The 2018 corn harvest had been progressing nicely this fall as producers turned their attention to corn due to inclement weather which caused delays to the soybean harvest.
When the weather improved, soybean harvest picked up and corn harvest slowed to a more normal pace.
“The corn market is relatively quiet,” said Luke Swenson, president of The Money Farm, West Fargo, N.D., adding that corn harvest was in line with the five-year average as of Oct. 30. With dry weather across the Midwest, corn and soybean harvest crews made good progress.
“I don’t think, barring the current forecasts, we’re going to look at anything like we were in 2009 when we were dragging into the middle of November and dealing with a significant amount of harvest loss,” Swenson said.
He noted that some areas of the U.S. received heavy rains that will hurt yields.
“They’re going to have damage and loss there, however it’s not going to be anything monumental, but it is something that USDA will need to account for,” he said, adding that at some point, either in the November report or in the winter months, the market will probably see some offsetting of residual usage because of that.
On the futures side, the market slid down to the 50-day moving average and bounced again on Friday (Oct. 26).
“The traders can sell because there is nothing better to do, and there’s not really much conviction to go any other direction,” he said. “That’s not really going to change.”
One reason for that is the stalemate situation regarding the ongoing trade war with China. There were no new developments taking place as both countries were bickering ahead of the mid-term elections in the U.S.
“Chinese President Xi is not going to back down on anything before the election; he’s going to wait this out and see if he’s going to be in a better negotiating position or not come Nov. 7,” Swenson said.
Looking at the demand side of corn, another factor with a potential bearish headline is the fact that crude oil can’t get any legs under it and as a result the market is actually pulling back on ethanol prices as well.

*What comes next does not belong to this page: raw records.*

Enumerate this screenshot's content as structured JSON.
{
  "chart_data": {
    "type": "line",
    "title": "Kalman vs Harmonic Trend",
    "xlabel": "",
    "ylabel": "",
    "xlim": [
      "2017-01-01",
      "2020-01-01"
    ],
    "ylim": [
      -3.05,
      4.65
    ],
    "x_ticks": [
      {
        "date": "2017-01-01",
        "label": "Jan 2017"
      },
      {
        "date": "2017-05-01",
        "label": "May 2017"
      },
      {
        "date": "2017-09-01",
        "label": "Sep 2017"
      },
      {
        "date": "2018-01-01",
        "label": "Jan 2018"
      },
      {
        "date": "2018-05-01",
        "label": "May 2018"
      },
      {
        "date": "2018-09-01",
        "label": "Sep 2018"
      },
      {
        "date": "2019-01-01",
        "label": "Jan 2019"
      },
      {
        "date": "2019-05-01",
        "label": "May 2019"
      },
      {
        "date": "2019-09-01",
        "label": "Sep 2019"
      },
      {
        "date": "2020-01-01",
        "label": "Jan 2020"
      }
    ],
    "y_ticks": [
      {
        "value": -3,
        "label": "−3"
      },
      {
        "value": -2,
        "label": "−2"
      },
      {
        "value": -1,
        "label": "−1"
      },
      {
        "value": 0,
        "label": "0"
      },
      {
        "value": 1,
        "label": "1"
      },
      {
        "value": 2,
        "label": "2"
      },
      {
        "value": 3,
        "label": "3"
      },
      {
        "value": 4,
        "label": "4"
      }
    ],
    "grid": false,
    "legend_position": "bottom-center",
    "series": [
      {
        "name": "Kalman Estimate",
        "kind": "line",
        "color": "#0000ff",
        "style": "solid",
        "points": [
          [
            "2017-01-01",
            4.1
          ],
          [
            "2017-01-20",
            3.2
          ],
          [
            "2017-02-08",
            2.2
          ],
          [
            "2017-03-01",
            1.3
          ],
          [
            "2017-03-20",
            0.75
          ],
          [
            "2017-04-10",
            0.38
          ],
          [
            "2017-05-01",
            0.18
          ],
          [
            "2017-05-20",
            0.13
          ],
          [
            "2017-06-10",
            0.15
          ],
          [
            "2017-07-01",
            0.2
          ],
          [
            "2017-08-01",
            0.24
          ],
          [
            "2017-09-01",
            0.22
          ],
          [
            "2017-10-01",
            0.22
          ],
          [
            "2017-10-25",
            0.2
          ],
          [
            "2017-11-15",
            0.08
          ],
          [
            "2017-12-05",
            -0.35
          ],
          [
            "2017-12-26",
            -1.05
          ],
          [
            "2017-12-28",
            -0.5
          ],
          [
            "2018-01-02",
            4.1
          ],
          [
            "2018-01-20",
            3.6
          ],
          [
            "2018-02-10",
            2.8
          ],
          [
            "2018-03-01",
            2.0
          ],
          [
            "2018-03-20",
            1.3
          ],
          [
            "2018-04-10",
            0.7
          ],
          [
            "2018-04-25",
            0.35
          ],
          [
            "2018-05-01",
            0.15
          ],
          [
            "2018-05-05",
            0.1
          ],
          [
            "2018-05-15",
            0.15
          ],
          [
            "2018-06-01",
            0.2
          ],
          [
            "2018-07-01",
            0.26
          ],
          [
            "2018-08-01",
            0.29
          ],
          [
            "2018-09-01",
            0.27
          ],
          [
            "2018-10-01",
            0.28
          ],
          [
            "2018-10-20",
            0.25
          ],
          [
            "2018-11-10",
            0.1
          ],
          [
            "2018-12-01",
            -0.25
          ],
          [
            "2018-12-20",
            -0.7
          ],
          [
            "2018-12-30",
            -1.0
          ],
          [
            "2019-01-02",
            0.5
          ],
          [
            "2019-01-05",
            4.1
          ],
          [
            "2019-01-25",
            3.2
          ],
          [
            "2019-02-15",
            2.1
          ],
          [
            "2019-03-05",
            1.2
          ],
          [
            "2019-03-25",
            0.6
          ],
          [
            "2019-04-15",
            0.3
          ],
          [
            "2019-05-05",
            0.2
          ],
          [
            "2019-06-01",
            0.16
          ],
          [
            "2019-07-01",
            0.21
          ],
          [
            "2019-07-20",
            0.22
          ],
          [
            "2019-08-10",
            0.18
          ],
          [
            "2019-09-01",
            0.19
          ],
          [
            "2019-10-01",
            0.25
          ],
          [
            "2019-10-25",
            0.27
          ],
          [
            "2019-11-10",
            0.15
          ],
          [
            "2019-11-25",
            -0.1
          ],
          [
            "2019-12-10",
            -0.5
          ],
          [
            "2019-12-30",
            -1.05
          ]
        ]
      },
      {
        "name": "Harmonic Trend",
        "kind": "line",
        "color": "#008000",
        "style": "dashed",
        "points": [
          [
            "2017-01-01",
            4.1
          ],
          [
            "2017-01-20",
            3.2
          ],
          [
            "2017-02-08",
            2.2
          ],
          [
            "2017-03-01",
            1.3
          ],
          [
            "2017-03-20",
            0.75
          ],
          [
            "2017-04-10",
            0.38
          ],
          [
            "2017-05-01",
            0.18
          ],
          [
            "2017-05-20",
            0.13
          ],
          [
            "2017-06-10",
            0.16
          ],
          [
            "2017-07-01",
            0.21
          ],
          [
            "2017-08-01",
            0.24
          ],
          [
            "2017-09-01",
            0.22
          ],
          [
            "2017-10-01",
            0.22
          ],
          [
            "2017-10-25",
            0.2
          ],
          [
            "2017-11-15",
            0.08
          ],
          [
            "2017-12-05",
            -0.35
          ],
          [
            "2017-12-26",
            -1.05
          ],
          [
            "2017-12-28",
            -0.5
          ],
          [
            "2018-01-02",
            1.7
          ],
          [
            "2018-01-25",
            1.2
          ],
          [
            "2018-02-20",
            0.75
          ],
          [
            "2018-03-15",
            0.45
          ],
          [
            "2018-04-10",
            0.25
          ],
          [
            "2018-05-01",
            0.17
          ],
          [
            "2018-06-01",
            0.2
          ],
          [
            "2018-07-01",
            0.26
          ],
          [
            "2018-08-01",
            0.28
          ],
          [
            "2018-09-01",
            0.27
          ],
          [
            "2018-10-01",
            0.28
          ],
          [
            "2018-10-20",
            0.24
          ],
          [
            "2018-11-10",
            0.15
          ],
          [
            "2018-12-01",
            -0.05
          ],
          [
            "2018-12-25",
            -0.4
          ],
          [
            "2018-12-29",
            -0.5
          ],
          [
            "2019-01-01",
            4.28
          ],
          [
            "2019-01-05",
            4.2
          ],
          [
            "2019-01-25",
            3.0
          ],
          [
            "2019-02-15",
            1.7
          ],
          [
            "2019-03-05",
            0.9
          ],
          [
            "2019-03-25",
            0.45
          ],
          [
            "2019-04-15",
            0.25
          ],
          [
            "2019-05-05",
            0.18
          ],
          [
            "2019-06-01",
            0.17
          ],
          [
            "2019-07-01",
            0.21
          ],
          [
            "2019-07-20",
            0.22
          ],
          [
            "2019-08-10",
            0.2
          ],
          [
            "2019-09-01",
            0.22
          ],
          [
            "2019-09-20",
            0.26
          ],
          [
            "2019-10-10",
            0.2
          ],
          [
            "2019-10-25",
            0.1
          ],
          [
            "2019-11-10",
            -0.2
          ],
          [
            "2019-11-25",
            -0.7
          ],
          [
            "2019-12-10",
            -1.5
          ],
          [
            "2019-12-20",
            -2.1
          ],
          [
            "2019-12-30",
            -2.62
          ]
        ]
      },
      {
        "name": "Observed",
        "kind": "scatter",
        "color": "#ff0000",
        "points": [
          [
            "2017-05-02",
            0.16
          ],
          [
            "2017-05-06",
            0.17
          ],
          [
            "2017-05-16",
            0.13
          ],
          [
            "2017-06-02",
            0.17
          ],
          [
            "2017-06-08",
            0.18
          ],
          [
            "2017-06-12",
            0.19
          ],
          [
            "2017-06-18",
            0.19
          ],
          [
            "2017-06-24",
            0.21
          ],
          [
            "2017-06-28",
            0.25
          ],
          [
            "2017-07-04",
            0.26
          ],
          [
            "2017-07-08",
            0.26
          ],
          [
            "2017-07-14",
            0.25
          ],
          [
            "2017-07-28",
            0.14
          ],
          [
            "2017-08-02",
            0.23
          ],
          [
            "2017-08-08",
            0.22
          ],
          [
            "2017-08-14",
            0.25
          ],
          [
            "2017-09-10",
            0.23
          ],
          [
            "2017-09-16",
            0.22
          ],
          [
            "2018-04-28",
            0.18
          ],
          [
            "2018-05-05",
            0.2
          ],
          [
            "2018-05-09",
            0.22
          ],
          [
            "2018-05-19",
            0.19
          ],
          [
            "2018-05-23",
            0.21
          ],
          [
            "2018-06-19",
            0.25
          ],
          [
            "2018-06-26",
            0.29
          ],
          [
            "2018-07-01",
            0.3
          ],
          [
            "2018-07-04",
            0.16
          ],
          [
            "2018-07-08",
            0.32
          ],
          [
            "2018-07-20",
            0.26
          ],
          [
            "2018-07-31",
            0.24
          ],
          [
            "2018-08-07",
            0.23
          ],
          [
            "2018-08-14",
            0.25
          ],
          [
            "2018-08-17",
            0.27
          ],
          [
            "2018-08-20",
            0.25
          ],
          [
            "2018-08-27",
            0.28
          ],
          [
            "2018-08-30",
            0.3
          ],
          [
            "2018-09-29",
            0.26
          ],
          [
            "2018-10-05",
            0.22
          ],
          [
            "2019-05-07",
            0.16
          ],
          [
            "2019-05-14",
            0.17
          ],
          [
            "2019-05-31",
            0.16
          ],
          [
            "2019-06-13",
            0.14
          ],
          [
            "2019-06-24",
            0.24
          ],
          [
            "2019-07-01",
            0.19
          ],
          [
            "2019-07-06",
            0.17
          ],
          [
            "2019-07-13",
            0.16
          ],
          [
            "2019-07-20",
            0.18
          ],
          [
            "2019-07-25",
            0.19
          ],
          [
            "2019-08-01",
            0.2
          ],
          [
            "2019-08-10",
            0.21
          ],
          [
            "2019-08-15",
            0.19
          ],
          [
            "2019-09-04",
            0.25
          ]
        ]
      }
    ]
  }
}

“That’s the one thing hurting demand domestically a little bit as we go forward,” he said.
Local cash prices remained in the low $3 range. At one elevator in west central Minnesota regularly followed in this column, cash prices as of Oct. 31 were $3.14/bushel and the basis was 50 cents under. Looking ahead, April 2019 prices were at $3.25 and basis was 59 cents under.
As for recommendations for farmers, Swenson offered this: “Right now we’re sitting at 60 percent cash sold and we’ve got 40 percent left and we’re probably going to stay that way into the winter.
“We’re going to get through this harvest and see what everyone is looking at for final yields and what they’re looking at for storage and see where the export positions are sitting,” he continued. “We’re not in a hurry to add more sales. You’ve got a decent price average just shy of the $4 mark, and we don’t really want to add to it just with the way basis is at the moment.
“It’s going to strengthen out and they’re hopefully going to pay us a little bit for that carry, and then in the winter we’re going to take advantage of that carry going into next summer,” he added.
Swenson doesn’t foresee a repeat of last March when USDA averaged up the yields and test weights.
In the meantime, Swenson doesn’t feel there will be much change in the market as producers work their way toward completing this year’s harvest and wait for new developments in the ongoing trade war.
“Outside of the word ‘China’ there really hasn’t been much for developments in the last five months, unfortunately,” he concluded.